Econonmic measures including loans, debt repayments etc
Reduction in the minimum amount that can be withdrawn for account-based pensions and similar products by 50 per cent for the 2019-20 and 2020-21 income years in order to provide flexibility and ease in management of superannuation savings.
Restructuting of economic schemes like providing a temporary flexibility in the Corporations Act 2001 in order to provide targeted relief for companies from provisions of the Act to deal with unforeseen events that may arise due to COVID-19.
Austrailian government aimed at supporting the small industries, individuals, and small medium entreprises to continue their operations and minimize the effect of COVID- 19 on them
Measures to ease lockdown
Government promoted to work from home where ever it was possible and whenever it was possible. Public schools were reopned from April -29. Australian institute of sport developed guidelines to resume the sports and recreation activities. The first stage includes resuming of sports activities for children by ensuring that social distancing measures are incorporated. For exmaple, persons who are not engaged in physical activity with children like parents or guardians are guided to maintain physical distancing measures.
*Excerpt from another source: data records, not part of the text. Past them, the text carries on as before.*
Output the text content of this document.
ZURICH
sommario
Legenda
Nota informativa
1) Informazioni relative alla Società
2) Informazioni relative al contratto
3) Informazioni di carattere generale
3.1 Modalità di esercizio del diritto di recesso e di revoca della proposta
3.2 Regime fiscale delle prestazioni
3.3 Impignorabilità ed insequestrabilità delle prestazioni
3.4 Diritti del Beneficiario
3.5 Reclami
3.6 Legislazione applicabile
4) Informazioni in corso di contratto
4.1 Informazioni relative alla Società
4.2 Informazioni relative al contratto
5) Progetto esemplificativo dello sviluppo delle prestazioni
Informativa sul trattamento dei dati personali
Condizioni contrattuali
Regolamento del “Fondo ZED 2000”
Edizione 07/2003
All non-Australian citizens and non-residents are restricted from entering Australia.Australia and Newzealand government is planning to introduce a trans-Tasman COVID 19 - safe travel zone. This aims at benifitting the mutual trade between the two countries that would again start tourism,transport sectors, and sports between the two countries.
We observe that the countries like Australia with a relatively higher service sectors and high consumption bear a greater due to coronavirus pandemic. These economy of such countries is mostly diven by export of the goods, and rely on import for consumption of goods. These economies suffer because they are not being able to produce them on their own and facing a loss in demand/and lower prices for their export. Hence we can assume that the household production of Australia will decline by a$37.9 billion over the year. Economists across the globe predict a recession. UBS, an investment bank has done detailed economic modeling of the damaging effects of the virus. By taking into account what occurred during moderate, intermediate and severe outbreak. The moderate scenario has been discarded lately. In the intermediate scenario, the virus infection peaks in June and the economy begins to recover. Even if this happens, the economic growth is just 0.5 per cent for a year and the airline traffic is expected to return to normal by next July.
The severe scenario predicts that the infection will be at it’s peak in September. The economy falls backwards for the entire year, shrinking by 0.4%.Airline traffic would not come back to normal for a year or two. People under 30 have never witnessed recession in Australia and it would be very difficult for them to get through tough times. There will be a scarcity in jobs, and loss of livelihood opportunities, and wages which are already stagnant will remain static or go backwards.
Rating agencies like S&P says that the entire Asia –Pacific area is sure to enclose into recession, with Australia particularly vulnerable because most Australians work in casual shifts or they do part time jobs or work from home.